Stan Stan - 2 months ago 23
C# Question

C# Model - Separation of concerns?

I have a model

Administrator
that has its properties, but it also consists of numerous static methods that do not really tied any way to the current object itself like for example
GetByCredentials(string username, string password);
. Is it somehow possible to divide static methods someplace else and lave object as pure as possible?

Example



public class Administrator : Entity
{
// OBJECT START
public int Id { get; set; }
public DateTime CreatedDateTime { get; set; }
public DateTime UpdatedDateTime { get; set; }
public string Username { get; set; }
public string Password { get; set; }
public string PasswordSalt { get; set; }

public void SetNewPassword(string password)
{
var cryptoService = new PBKDF2();
this.Password = cryptoService.Compute(password);
this.PasswordSalt = cryptoService.Salt;
}

public override void OnBeforeInsert()
{
this.CreatedDateTime = DateTime.Now;
this.UpdatedDateTime = DateTime.Now;

this.SetNewPassword(this.Password);
}

public override void OnBeforeUpdate()
{
this.UpdatedDateTime = DateTime.Now;
}
// OBJECT END

// Now I have multiple static methods that do not really
// have anything to do with current object
public static Administrator GetByCredentials(string username, string password)
{
var db = new MainDataContext();
var admin = db.Administrators.SingleOrDefault(x => x.Username == username);
if (admin == null) return null;

ICryptoService cryptoService = new PBKDF2();
var hash = cryptoService.Compute(password, admin.PasswordSalt);

if (hash == admin.Password) return admin;
return null;
}

public static bool IsCurrentIpBanned
{
get
{
const int minutesBlocked = 5;
const int maxLoginCount = 5;

var db = new MainDataContext();
var loginCount = db.AdministratorAuthorizationLogs.AsEnumerable().Count(x => x.Ip == HttpContext.Current.Request.UserHostAddress && x.CreatedDateTime.AddMinutes(minutesBlocked) > DateTime.Now && x.IsSuccess == false);

return loginCount > maxLoginCount;
}
}

public static void LogSuccess(Administrator admin)
{
Administrator.Log(admin, true);
}

public static void LogFailure(Administrator admin)
{
Administrator.Log(admin, false);
}

private static void Log(Administrator admin, bool success)
{
var db = new MainDataContext();
db.AdministratorAuthorizationLogs.Add(new AdministratorAuthorizationLog
{
Username = admin.Username,
Password = admin.Password,
Ip = HttpContext.Current.Request.UserHostAddress,
IsSuccess = success
});

db.SaveChanges();
}
}

Answer

There are several options here, but the main thing is that C# classes are the tool for separating concerns.

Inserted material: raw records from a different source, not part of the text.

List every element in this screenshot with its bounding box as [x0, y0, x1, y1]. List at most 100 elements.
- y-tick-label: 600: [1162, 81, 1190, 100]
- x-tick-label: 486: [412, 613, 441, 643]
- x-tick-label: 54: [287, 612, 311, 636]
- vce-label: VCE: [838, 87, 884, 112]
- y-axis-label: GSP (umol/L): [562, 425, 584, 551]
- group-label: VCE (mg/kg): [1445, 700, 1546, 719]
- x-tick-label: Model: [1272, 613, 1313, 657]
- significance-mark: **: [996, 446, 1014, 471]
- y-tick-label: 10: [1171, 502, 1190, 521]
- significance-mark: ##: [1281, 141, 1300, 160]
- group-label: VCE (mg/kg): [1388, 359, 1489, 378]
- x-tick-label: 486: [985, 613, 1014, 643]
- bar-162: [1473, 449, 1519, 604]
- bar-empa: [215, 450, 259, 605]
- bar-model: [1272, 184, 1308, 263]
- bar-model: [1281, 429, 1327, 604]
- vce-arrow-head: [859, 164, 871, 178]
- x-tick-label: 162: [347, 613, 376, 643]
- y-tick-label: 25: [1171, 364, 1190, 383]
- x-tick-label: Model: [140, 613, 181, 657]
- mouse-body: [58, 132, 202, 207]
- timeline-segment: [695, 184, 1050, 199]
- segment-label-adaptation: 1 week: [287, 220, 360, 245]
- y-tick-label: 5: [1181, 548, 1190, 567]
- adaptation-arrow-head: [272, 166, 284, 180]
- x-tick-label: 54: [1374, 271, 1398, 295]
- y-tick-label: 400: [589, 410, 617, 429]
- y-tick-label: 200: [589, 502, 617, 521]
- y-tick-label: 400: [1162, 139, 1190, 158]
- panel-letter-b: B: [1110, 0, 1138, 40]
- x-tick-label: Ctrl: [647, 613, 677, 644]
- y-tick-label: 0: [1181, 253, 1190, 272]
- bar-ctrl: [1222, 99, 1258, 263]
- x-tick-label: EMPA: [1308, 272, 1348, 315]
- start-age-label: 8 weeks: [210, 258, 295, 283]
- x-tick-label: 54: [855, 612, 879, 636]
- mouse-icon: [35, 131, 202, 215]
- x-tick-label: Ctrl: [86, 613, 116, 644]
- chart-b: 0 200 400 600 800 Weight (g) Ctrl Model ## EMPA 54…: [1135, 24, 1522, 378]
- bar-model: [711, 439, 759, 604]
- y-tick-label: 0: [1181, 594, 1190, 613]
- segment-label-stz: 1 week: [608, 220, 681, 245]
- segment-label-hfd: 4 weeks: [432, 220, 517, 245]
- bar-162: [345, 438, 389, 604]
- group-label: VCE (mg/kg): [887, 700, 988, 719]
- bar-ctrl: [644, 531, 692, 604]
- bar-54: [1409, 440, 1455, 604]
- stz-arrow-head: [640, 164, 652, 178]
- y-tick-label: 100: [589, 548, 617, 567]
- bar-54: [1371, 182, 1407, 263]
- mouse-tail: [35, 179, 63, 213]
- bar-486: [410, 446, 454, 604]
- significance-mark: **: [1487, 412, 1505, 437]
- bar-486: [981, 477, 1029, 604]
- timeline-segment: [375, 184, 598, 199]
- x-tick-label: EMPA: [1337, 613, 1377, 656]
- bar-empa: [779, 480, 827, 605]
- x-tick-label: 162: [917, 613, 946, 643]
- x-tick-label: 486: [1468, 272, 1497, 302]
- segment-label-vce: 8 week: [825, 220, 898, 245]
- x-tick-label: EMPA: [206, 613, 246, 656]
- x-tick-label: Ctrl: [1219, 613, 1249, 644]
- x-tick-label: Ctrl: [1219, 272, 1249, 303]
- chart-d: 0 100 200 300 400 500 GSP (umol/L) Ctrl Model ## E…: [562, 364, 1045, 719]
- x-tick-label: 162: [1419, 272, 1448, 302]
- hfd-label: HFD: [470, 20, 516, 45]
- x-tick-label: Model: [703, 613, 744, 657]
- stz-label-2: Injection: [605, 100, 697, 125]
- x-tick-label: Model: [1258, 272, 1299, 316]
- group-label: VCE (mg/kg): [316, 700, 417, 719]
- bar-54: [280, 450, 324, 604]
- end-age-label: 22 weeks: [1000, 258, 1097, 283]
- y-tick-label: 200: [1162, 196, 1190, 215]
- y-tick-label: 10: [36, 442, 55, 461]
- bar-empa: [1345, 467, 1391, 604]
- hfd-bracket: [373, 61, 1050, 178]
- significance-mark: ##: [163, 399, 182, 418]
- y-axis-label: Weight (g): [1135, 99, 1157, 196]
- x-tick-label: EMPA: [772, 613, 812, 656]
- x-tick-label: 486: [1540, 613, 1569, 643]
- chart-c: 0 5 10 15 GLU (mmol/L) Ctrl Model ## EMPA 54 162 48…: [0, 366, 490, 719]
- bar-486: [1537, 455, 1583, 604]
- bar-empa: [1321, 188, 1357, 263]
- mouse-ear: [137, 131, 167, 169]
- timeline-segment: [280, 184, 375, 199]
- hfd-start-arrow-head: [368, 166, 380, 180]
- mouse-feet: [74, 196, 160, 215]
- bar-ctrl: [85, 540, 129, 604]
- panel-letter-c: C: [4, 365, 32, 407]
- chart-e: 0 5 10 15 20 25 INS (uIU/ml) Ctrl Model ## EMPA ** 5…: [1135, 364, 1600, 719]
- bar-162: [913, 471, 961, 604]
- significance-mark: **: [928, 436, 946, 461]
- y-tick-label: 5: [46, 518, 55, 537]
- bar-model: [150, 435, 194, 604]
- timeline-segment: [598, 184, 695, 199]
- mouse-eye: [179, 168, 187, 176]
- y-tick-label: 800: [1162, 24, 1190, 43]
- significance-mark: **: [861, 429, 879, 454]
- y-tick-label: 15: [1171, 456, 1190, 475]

The most obvious is to capture those things in their own abstraction(s). For example, the GetByCredentials might be better as a (non-static) member of a different class Authority or similar. That class only needs to be able to create an Administrator type.

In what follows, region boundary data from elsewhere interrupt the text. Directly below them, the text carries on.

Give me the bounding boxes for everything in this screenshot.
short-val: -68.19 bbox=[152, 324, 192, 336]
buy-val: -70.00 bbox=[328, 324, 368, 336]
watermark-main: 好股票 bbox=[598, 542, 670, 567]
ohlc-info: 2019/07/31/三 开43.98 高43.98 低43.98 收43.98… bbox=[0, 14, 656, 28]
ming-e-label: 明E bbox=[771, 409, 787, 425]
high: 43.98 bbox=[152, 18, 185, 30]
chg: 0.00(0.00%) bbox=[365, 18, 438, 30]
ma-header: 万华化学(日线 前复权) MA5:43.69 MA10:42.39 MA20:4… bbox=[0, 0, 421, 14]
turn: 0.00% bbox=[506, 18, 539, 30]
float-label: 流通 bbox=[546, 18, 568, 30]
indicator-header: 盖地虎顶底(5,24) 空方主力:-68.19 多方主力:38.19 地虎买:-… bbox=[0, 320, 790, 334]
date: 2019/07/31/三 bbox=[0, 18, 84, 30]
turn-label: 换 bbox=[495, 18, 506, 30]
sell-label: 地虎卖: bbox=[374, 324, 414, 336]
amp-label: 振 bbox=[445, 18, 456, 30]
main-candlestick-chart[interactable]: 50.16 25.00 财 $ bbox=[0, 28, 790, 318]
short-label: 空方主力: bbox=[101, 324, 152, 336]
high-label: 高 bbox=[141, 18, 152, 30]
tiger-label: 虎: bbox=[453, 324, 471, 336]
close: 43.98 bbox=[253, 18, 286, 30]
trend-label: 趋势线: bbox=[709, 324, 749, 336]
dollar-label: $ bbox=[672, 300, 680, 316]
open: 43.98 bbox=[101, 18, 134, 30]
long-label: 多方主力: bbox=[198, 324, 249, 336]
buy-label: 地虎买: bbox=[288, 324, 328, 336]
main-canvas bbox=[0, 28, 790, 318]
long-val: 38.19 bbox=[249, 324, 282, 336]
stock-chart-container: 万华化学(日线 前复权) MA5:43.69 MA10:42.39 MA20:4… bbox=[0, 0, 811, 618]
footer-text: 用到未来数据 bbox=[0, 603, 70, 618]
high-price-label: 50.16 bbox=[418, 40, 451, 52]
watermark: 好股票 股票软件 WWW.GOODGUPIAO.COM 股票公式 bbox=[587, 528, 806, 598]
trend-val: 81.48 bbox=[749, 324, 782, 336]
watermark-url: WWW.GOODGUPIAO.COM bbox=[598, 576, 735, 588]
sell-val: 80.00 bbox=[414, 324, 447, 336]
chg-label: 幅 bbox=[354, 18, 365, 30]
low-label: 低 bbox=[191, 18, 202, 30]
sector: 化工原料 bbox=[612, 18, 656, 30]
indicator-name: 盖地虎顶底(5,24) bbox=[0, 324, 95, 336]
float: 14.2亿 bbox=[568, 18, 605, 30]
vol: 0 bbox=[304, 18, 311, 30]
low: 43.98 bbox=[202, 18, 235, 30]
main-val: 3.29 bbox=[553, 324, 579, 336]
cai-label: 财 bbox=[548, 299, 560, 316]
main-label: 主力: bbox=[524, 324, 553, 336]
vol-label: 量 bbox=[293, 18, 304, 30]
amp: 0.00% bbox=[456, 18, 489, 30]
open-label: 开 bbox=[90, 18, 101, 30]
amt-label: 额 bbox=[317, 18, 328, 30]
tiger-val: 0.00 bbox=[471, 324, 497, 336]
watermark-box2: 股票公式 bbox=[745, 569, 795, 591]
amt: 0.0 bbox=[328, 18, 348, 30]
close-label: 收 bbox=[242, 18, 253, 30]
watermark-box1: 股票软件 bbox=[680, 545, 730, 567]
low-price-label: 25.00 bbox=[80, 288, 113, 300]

You can also use extension methods. A possible candidate for that is Log, which takes an Administrator as an argument and uses only public facilities on it. Extension methods are defined in a separate class, but allow you to use them "as if" they were members of the extended class, e.g.:

public static class AdministratorExtensions
{
    public static void log( this Administrator admin, bool success ) { ... }
}

var admin = new Administrator();
admin.Log( true );

The key thing is to identify real abstractions and build your system up from them by combining them in sensible ways. Separating out concerns is part of that process.